# norwich cropper



## piegonsrock (Aug 14, 2009)

are norwich croppers a friendly breed of pigeon


----------



## piegonsrock (Aug 14, 2009)

*pouters*

what kinds of pouters are easiest for begginers


----------



## clucklebeed (Jul 30, 2009)

Yes, they are very friendly and compatible.
http://www.azpigeons.org/norwichcropper.htm


----------



## MaryOfExeter (Sep 30, 2007)

...Companionable


----------



## Yeasmin (Jun 24, 2009)

They are soo beautyful...


----------



## clucklebeed (Jul 30, 2009)

MaryOfExeter said:


> ...Companionable


Yah, I need to work on my spelling and all, summer vacation really drowns all the stuff you learned!


----------



## piegonsrock (Aug 14, 2009)

*German owls*

could you post some information on taking care of german owls


----------



## piegonsrock (Aug 14, 2009)

*saddel backs*

could you post some information care and matince on saddel backs


----------



## piegonsrock (Aug 14, 2009)

*holle croppers*

could you send me some information on care and matnince


----------



## piegonsrock (Aug 14, 2009)

*english pouter*

could you send me some information on care and matenance for english pouters


----------



## Skyeking (Jan 17, 2003)

I have combined all your threads to one thread in the show pigeons section since those are the breeds you are looking for , and perhaps you can do a search to locate more information on each breed your interested in yourself, and save valuable time. 

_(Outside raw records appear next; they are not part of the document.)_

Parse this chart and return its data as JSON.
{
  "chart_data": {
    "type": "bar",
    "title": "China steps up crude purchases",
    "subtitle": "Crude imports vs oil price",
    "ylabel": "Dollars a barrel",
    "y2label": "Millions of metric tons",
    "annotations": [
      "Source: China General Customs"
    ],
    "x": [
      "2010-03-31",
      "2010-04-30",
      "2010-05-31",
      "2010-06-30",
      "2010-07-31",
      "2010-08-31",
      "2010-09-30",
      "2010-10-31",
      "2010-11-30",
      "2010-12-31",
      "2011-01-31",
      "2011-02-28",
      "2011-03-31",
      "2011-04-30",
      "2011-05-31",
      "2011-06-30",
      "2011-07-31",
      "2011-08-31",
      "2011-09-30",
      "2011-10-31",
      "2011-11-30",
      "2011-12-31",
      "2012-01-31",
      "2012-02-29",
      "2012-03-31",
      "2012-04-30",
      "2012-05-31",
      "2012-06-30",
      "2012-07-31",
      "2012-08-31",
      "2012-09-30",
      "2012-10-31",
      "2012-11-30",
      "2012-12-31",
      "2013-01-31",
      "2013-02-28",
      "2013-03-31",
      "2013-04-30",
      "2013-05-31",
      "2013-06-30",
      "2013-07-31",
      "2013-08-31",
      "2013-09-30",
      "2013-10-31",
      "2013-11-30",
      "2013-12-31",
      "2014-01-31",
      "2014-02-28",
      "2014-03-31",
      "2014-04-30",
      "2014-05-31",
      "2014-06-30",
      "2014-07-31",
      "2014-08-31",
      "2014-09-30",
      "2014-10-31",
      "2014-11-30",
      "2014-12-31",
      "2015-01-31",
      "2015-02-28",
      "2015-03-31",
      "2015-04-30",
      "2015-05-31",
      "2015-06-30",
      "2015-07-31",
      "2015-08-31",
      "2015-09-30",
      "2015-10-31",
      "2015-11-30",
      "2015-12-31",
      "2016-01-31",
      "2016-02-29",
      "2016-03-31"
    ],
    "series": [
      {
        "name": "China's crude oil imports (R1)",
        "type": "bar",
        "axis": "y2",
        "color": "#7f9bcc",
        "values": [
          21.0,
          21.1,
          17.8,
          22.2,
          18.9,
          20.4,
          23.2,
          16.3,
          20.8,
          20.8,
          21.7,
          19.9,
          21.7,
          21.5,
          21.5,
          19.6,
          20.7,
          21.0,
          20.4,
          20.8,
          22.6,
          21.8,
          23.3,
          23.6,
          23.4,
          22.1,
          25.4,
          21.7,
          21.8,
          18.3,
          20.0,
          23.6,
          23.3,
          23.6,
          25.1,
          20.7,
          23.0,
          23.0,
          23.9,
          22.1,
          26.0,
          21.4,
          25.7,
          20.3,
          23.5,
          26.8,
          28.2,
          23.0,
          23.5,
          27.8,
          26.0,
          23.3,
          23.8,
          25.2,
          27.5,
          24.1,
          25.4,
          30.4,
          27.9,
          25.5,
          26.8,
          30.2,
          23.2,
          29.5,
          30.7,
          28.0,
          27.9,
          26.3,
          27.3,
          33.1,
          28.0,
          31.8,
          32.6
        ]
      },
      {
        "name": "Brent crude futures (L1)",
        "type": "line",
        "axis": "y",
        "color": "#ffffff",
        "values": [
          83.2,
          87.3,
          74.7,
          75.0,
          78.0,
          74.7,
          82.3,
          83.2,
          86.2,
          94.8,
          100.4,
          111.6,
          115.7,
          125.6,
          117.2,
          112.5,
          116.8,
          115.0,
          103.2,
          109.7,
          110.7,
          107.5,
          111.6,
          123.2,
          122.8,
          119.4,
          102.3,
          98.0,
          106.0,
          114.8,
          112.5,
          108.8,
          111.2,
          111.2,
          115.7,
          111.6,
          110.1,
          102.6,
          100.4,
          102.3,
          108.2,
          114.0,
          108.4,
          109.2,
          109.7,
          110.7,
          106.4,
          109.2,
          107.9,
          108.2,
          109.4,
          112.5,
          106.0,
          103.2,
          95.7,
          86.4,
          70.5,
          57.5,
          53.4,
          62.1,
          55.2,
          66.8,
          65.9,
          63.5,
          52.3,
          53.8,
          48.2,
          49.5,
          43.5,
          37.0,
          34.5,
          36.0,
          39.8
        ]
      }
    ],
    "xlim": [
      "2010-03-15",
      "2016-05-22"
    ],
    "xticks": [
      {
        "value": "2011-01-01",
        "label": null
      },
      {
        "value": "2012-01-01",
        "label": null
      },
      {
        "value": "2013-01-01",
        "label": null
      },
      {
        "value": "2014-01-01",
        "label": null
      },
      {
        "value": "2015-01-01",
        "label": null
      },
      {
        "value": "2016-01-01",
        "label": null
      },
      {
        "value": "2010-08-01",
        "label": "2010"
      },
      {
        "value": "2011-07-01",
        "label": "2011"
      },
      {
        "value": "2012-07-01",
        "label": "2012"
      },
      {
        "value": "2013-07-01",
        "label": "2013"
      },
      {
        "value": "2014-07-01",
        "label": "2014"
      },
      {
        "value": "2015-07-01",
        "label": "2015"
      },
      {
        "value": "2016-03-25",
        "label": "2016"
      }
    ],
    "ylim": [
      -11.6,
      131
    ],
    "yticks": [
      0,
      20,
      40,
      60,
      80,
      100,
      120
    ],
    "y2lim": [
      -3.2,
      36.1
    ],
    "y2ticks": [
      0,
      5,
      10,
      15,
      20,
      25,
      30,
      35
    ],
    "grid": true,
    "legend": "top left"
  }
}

Thank you for your interest in show pigeons.


----------



## clucklebeed (Jul 30, 2009)

German Owl
http://www.azpigeons.org/germanowl.htm


----------



## Skyeking (Jan 17, 2003)

Thank you, clucklebeed for sharing those links on the various breeds.


----------



## loftkeeper10 (Jul 31, 2004)

*Pouters And Croppers*

To Start Raiseing The Breeds That Blow I Would Start With Brunners Which Are Very Friendly Always On The Go And Can Raise There Own Young Voorburgs Would Be Next I Have Raised Norwich Which Are Prone To Sour Crop And Really Need Foster Parents For Young Not That They Cannt Just Seems They Are Not The Best I Am Talking From The Stand Ponit Of Show Stock Pouters Croppers Are Great Birds But Some Have The Sour Crop Issue I Always Hated Going To The Loft And Finding A Bird Hunched Over Full Crop And Not Able To Fly Or Barely Able To Move I Did Switch To Pellets Which Helped Some What Were I Could Flush Water And Get The Crop Cleaned Out


----------



## norwich (Jul 29, 2009)

*Norwich Croppers*

Croppers and Pouters are one of the tamest and most beautiful of all pigeons. They will eagerly respond to their keepers. Try these 2 clubs to help you understand the birds. National Pouter and Cropper Club and the Central Cropper and Pouter Club just google their info and you will find their sites


----------



## clucklebeed (Jul 30, 2009)

norwich said:


> Croppers and Pouters are one of the tamest and most beautiful of all pigeons. They will eagerly respond to their keepers. Try these 2 clubs to help you understand the birds. National Pouter and Cropper Club and the Central Cropper and Pouter Club just google their info and you will find their sites


Sounds like a bird I would like, my pigeons wouldn't pay any attention to me if their lives depended on it!


----------



## Pigeon lower (Oct 23, 2007)

Pouters are pretty fun .. I had a few , couple years back they where do big and liked to strunt to my dads homers.


----------



## clucklebeed (Jul 30, 2009)

I think they're a little funny though, their body looks too small for their crop! LOL


----------



## piegonsrock (Aug 14, 2009)

yeah they do


----------